2nd-century BC Bosporan queen regnant

Camasarye II Philoctenus (Καμασαρύη Φιλότεκνος) or Comosarye was Spartocid queen co-ruler of the Bosporan Kingdom with her husband Paerisades III from 180-160/150 BC. She was a daughter of Spartocus V and a granddaughter of Leucon II.

==Reign==
Camasarye is presumably the namesake of one of her ancestors named Comosarye, another Bosporan queen of relative significance who also married her cousin named Paerisades. After the death of her grandfather Leucon II, she was presumably too young to rule as heir, so Hygiaenon, a prominent member of the aristocracy, ruled as Archon and probably as regent presumably until she or her father were of age. He ruled until 200 BC, at which point her father Spartocus became king and ruled until 180 BC.

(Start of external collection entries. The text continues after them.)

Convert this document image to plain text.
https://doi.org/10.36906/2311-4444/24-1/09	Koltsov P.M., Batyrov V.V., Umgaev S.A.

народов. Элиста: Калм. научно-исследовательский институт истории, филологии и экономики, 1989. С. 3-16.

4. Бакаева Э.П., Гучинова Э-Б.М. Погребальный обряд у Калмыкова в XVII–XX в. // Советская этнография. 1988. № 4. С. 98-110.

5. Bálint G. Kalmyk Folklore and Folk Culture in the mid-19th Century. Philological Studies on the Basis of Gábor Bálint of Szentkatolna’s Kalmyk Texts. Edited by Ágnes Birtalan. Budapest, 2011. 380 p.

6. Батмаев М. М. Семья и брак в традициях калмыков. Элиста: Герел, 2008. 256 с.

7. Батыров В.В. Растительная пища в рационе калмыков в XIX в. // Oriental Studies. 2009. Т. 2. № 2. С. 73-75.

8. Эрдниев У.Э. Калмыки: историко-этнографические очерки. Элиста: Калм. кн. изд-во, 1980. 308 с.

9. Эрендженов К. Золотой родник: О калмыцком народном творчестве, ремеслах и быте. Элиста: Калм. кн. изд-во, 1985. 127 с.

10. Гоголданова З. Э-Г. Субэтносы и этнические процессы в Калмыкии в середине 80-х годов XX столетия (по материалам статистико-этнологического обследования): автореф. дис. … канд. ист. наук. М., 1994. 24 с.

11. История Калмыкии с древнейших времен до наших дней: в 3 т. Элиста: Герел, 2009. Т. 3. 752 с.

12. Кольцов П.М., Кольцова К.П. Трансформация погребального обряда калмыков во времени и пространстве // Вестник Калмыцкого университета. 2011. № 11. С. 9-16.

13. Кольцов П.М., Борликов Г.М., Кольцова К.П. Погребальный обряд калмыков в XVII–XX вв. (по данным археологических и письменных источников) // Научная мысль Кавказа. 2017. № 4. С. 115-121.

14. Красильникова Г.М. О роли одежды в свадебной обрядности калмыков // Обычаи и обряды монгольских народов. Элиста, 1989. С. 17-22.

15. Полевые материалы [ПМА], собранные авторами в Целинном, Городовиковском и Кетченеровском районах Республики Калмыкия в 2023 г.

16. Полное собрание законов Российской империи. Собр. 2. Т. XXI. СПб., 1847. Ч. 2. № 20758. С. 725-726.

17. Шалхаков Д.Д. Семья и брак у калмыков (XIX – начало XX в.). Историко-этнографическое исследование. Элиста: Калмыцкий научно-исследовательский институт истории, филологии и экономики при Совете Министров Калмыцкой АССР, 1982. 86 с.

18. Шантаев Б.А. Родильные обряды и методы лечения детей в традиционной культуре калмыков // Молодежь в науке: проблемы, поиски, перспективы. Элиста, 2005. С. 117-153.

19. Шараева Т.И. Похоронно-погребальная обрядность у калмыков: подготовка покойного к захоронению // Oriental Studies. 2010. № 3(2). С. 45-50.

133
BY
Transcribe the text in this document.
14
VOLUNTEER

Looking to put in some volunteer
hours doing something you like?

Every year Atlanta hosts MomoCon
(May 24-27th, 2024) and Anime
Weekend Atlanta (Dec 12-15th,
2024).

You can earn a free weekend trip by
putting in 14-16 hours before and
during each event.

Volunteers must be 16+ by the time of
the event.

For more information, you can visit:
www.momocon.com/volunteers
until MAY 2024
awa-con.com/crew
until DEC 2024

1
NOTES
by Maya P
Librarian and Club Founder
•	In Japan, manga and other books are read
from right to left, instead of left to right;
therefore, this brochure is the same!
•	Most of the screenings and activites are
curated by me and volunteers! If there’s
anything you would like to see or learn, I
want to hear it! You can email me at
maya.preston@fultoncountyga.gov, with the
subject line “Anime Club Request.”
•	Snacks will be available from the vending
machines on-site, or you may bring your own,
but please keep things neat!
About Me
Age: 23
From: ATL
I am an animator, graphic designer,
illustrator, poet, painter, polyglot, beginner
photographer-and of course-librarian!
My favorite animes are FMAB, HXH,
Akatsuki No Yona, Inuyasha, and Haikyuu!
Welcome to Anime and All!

Camasarye became queen in 180 BC and was very politically active throughout her reign as queen being mentioned in many inscriptions, such as with her and her husband Paerisades being honored at Delphi for the treatment of foreigners in their kingdom. At some point during her reign, she took the surname "Philotecnus" which means "children-adoring" possibly to show a strong bond with her children. She bore presumably two sons to Paerisades, Paerisades IV and Paerisades V, the last kings of the Bosporan Kingdom.

Prior to 160 BC, Camasarye married Argotes, who may have been a Scythian prince and a son of an individual called Isanthus.

==Succession==
Camasarye was succeeded by her presumably eldest son Paerisades IV in 150 BC, who took the surname "Philometor" perhaps to show a strong relationship with his mother. He was then later succeeded by Paerisades V in 125 BC, the last Spartocid ruler of the Bosporan Kingdom.